After a lot of years, I have met a good number of others like me, but even when gathered together, there is still the underlying restriction of “don’t be too ethnic.”  If you want to make an observation about how something was casually or not-so-casually racist or commiserate in some shared experience of prejudice, you have to do that quietly, to the side.  That is not something to be brought to the forefront of the conversation in mixed company.  To some of my friends or acquaintances in the geek world, I am just too sensitive about these things, or they never really think of me as “Mexican.” I am too educated, too financially secure.
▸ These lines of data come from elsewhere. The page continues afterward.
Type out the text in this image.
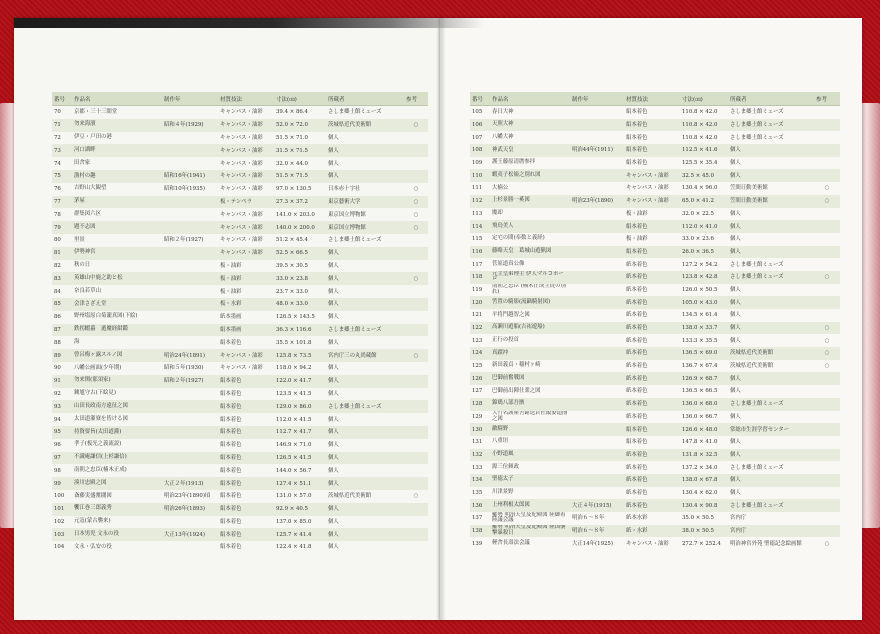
番号	作品名	制作年	材質技法	寸法(㎝)	所蔵者	参考
70	京都・三十三間堂		キャンバス・油彩	39.4 × 86.4	さしま郷土館ミューズ	
71	勿来海濱	昭和４年(1929)	キャンバス・油彩	52.0 × 72.0	茨城県近代美術館	○
72	伊豆・戸田の港		キャンバス・油彩	51.5 × 71.0	個人	
73	河口湖畔		キャンバス・油彩	31.5 × 71.5	個人	
74	田舎家		キャンバス・油彩	32.0 × 44.0	個人	
75	漁村の趣	昭和16年(1941)	キャンバス・油彩	51.5 × 71.5	個人	
76	吉野山大観望	昭和10年(1935)	キャンバス・油彩	97.0 × 130.5	日本赤十字社	○
77	茅屋		板・テンペラ	27.3 × 37.2	東京藝術大学	○
78	群集図六区		キャンバス・油彩	141.0 × 203.0	東京国立博物館	○
79	題不志図		キャンバス・油彩	140.0 × 200.0	東京国立博物館	○
80	里景	昭和２年(1927)	キャンバス・油彩	51.2 × 45.4	さしま郷土館ミューズ	
81	伊勢神宮		キャンバス・油彩	52.5 × 66.5	個人	
82	秋の日		板・油彩	39.5 × 30.5	個人	
83	英雄山中鹿之助と松		板・油彩	33.0 × 23.8	個人	○
84	奈良若草山		板・油彩	23.7 × 33.0	個人	
85	会津さざえ堂		板・水彩	48.0 × 33.0	個人	
86	野州塩原白菊瀧真図(下絵)		紙本墨画	126.5 × 143.5	個人	
87	鉄拐蝦蟇　遁魔経紺鑑		絹本墨画	36.3 × 116.6	さしま郷土館ミューズ	
88	海		絹本着色	35.5 × 101.8	個人	
89	曾呂梅ヶ露スルノ図	明治24年(1891)	キャンバス・油彩	125.8 × 73.5	宮内庁三の丸尚蔵館	○
90	八幡公画面(少年期)	昭和５年(1930)	キャンバス・油彩	118.0 × 94.2	個人	
91	勿来関(那須家)	昭和２年(1927)	絹本着色	122.0 × 41.7	個人	
92	鍾馗守古(下絵見)		絹本着色	123.5 × 41.5	個人	
93	山田長政南方遠征之図		絹本着色	129.0 × 86.0	さしま郷土館ミューズ	
94	太田道灌寮を皆ける図		絹本着色	112.0 × 41.5	個人	
95	持資要旨(太田道灌)		絹本着色	112.7 × 41.7	個人	
96	孝子(板光之義流説)		絹本着色	146.9 × 71.0	個人	
97	不識庵謙信(上杉謙信)		絹本着色	126.5 × 41.5	個人	
98	南朝之忠臣(楠木正成)		絹本着色	144.0 × 56.7	個人	
99	湊川忠殿之図	大正２年(1913)	絹本着色	127.4 × 51.1	個人	
100	斎藤実盛奮闘図	明治23年(1890)頃	絹本着色	131.0 × 57.0	茨城県近代美術館	○
101	饗江巻三郎義秀	明治26年(1893)	絹本着色	92.9 × 40.5	個人	
102	元寇(蒙古襲来)		絹本着色	137.0 × 85.0	個人	
103	日本男児 文永の役	大正13年(1924)	絹本着色	125.7 × 41.4	個人	
104	文永・弘安の役		絹本着色	122.4 × 41.8	個人	
番号	作品名	制作年	材質技法	寸法(㎝)	所蔵者	参考
105	春日大神		絹本着色	110.8 × 42.0	さしま郷土館ミューズ	
106	天照大神		絹本着色	110.8 × 42.0	さしま郷土館ミューズ	
107	八幡大神		絹本着色	110.8 × 42.0	さしま郷土館ミューズ	
108	神武天皇	明治44年(1911)	絹本着色	112.5 × 41.6	個人	
109	護王藤原清麿参拝		絹本着色	125.5 × 35.4	個人	
110	蝦夷子松姫之別れ図		キャンバス・油彩	32.5 × 45.0	個人	
111	大楠公		キャンバス・油彩	130.4 × 96.0	笠間日動美術館	○
112	上杉景勝一奚図	明治23年(1890)	キャンバス・油彩	65.0 × 41.2	笠間日動美術館	○
113	魔却		板・油彩	32.0 × 22.5	個人	
114	飛鳥美人		絹本着色	112.0 × 41.0	個人	
115	定宅の間(奉数と義経)		板・油彩	33.0 × 23.6	個人	
116	藤略天皇　葛城山遊猟図		絹本着色	26.0 × 36.5	個人	
117	菅原道真公像		紙本着色	127.2 × 54.2	さしま郷土館ミューズ	
118	元主皇弟理主 伊人マルコポーロ		紙本着色	123.8 × 42.8	さしま郷土館ミューズ	○
119	南朝之忠臣 (楠木正成主従の別れ)		紙本着色	126.0 × 50.5	個人	
120	筈置の騎影(流鏑騎射図)		紙本着色	105.0 × 43.0	個人	
121	平将門越智之図		紙本着色	134.5 × 61.4	個人	
122	高瀬川遊船(吉祐遊船)		紙本着色	138.0 × 33.7	個人	○
123	正行の投首		紙本着色	133.3 × 35.5	個人	○
124	真蹟冲		紙本着色	136.5 × 69.0	茨城県近代美術館	○
125	新田義貞・稲村ヶ崎		紙本着色	136.7 × 67.4	茨城県近代美術館	○
126	巴御前奮戦図		紙本着色	126.9 × 68.7	個人	
127	巴御前出陣仕業之図		紙本着色	136.5 × 66.5	個人	
128	錦鶏八部吾骸		紙本着色	136.0 × 68.0	さしま郷土館ミューズ	
129	大竹名護屋筈鎗送倉佐飯姿道圏之図		紙本着色	136.0 × 66.7	個人	
130	敵騎野		絹本着色	126.6 × 48.0	常総市生涯学習センター	
131	八重垣		絹本着色	147.8 × 41.0	個人	
132	小野道風		紙本着色	131.8 × 32.5	個人	
133	源三位頼政		紙本着色	137.2 × 34.0	さしま郷土館ミューズ	
134	聖徳太子		紙本着色	138.0 × 67.8	個人	
135	川津景野		紙本着色	130.4 × 62.0	個人	
136	上州利根太郎図	大正４年(1915)	紙本着色	130.4 × 90.8	さしま郷土館ミューズ	
137	羅勢 明治天皇及妃殿図 陸御着陸議会議	明治６～８年	紙本水彩	35.0 × 50.5	宮内庁	
138	羅勢 明治天皇及妃殿図 陸国襲撃暴殺日	明治６～８年	紙・水彩	38.0 × 50.5	宮内庁	
139	軽舎長壽法会議	大正14年(1925)	キャンバス・油彩	272.7 × 252.4	明治神宮外苑 聖徳記念絵画館	○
If I am a little too loud, have a bit too much sabor at times, it can be awkward.  In short, when I violate the codes and tenets of geekdom, I am reminded of my transgression, and in some cases, ostracized for it.  And to some of my friends, students, and family, I speak “too white” or “forget where I came from.” I cannot be myself without violating either of these expectations, so I must either switch between personae depending on the situation, or learn to accept the friction.  And I am not alone.  There are many, many non-white geeks.

A lot of the standard stigma of geekdom is starting to subside as it becomes more and more mainstream and thus marketable, but some stigmas clearly die harder than others. Geekdom is now massively profitable, and so geekdom is expanding because those who profit from it understand that a larger audience is better for the bottom line. There are now celebrity geeks, although they are overwhelmingly white.
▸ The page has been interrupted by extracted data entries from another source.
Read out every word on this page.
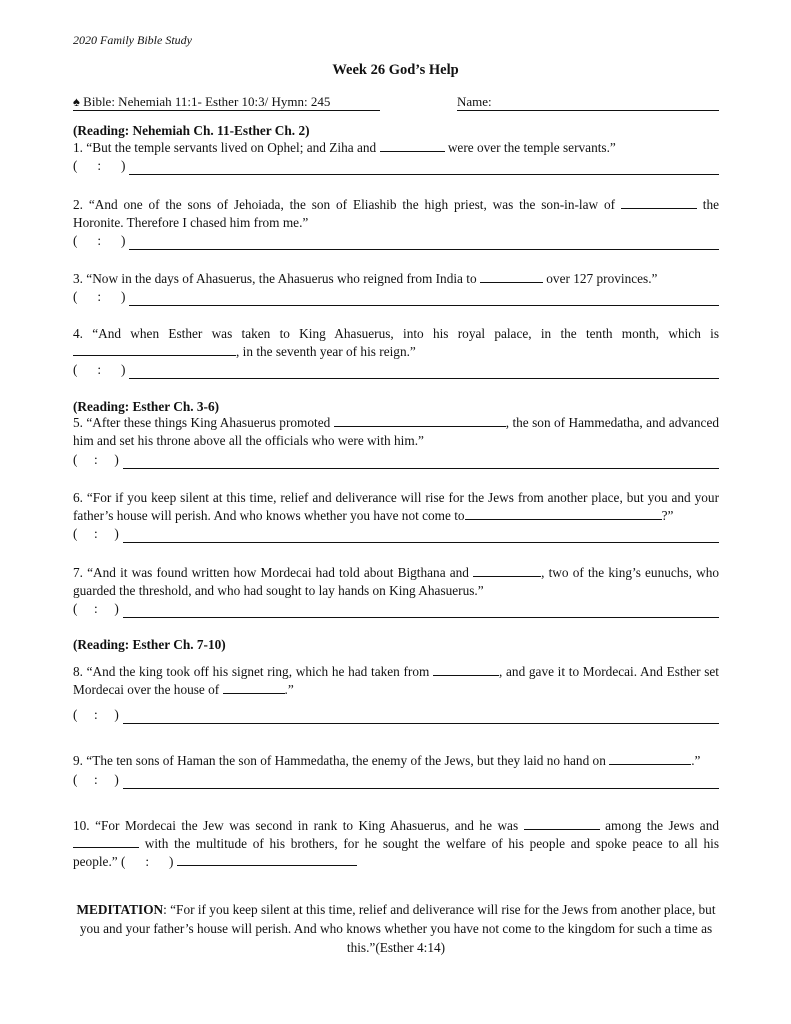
2020 Family Bible Study
Week 26 God’s Help
♠ Bible: Nehemiah 11:1- Esther 10:3/ Hymn: 245	Name:
(Reading: Nehemiah Ch. 11-Esther Ch. 2)
1. “But the temple servants lived on Ophel; and Ziha and	were over the temple servants.”
(      :      )
2. “And one of the sons of Jehoiada, the son of Eliashib the high priest, was the son-in-law of	the Horonite. Therefore I chased him from me.”
(      :      )
3. “Now in the days of Ahasuerus, the Ahasuerus who reigned from India to	over 127 provinces.”
(      :      )
4. “And when Esther was taken to King Ahasuerus, into his royal palace, in the tenth month, which is , in the seventh year of his reign.”
(      :      )
(Reading: Esther Ch. 3-6)
5. “After these things King Ahasuerus promoted	, the son of Hammedatha, and advanced him and set his throne above all the officials who were with him.”
(     :     )
6. “For if you keep silent at this time, relief and deliverance will rise for the Jews from another place, but you and your father’s house will perish. And who knows whether you have not come to	?”
(     :     )
7. “And it was found written how Mordecai had told about Bigthana and	, two of the king’s eunuchs, who guarded the threshold, and who had sought to lay hands on King Ahasuerus.”
(     :     )
(Reading: Esther Ch. 7-10)
8. “And the king took off his signet ring, which he had taken from	, and gave it to Mordecai. And Esther set Mordecai over the house of	.”
(     :     )
9. “The ten sons of Haman the son of Hammedatha, the enemy of the Jews, but they laid no hand on	.”
(     :     )
10. “For Mordecai the Jew was second in rank to King Ahasuerus, and he was	among the Jews and  with the multitude of his brothers, for he sought the welfare of his people and spoke peace to all his people.” (      :      )
MEDITATION: “For if you keep silent at this time, relief and deliverance will rise for the Jews from another place, but you and your father’s house will perish. And who knows whether you have not come to the kingdom for such a time as this.”(Esther 4:14)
But I am not alone, even if it once felt that way.  I have seen how much my local game stores and comic shops have changed, and I’ve gone from being the only brownish face in a store to being one of several, and depending on the geek endeavor, one of many.  Even games are changing now, and one need only compare the ’70s artwork from Dungeons & Dragons to the artwork released today to see the whole shift in representation, both with women and people of color. There is progress; we now have an unapologetically black super hero series in Luke Cage. There is BlerDCon (Black Nerd), and Blerds (the term is typically inclusive of any non-white nerd) even get a shout-out in a song (thanks Childish Gambino).

Of course, this doesn’t mean everything is awesome, as you can see the pushback against this greater representation, whether it’s Gamergate or the stink over the Hugo awards.  There are plenty of voices lamenting that SF and Fantasy are moving away from this paradigm, and most of them pretend that Octavia Butler didn’t write “real” SF or that Ted Chiang is “just ok.”  If geekdom was never coded as hyper-white, why then is there such a loud resistance to the inclusion of non-white, non-male, non-binary, and non-heterosexual stories and characters?

Geek culture is changing because its demographics are changing, but work has to come from all sides. We Blerds (or whatever nomenclature you prefer) need to also take an active hand in creating geek culture, especially continuing the increase in authors of color engaging in these genres. This of course is often easier said than done, since access into these worlds has not been smooth. The geek world needs to open its doors to us, giving space and visibility to non-white creators and characters.  The geek world needs to stop pretending that it is only a white world. Plenty of properties are starting to do this, but white geeks need to shut their peers down when there is pushback against this inclusion. As people of color, we cannot enforce strictures of racial or cultural credibility through something as simple as our goddamn hobbies, and as geeks, we cannot tacitly accept that being geeky means embracing a rejection of racial or ethnic identity, or allowing others to dictate that non-white cultures are non-normative.

In short, we need to live in the friction. Because we are awesome, even if that’s hard for others to see.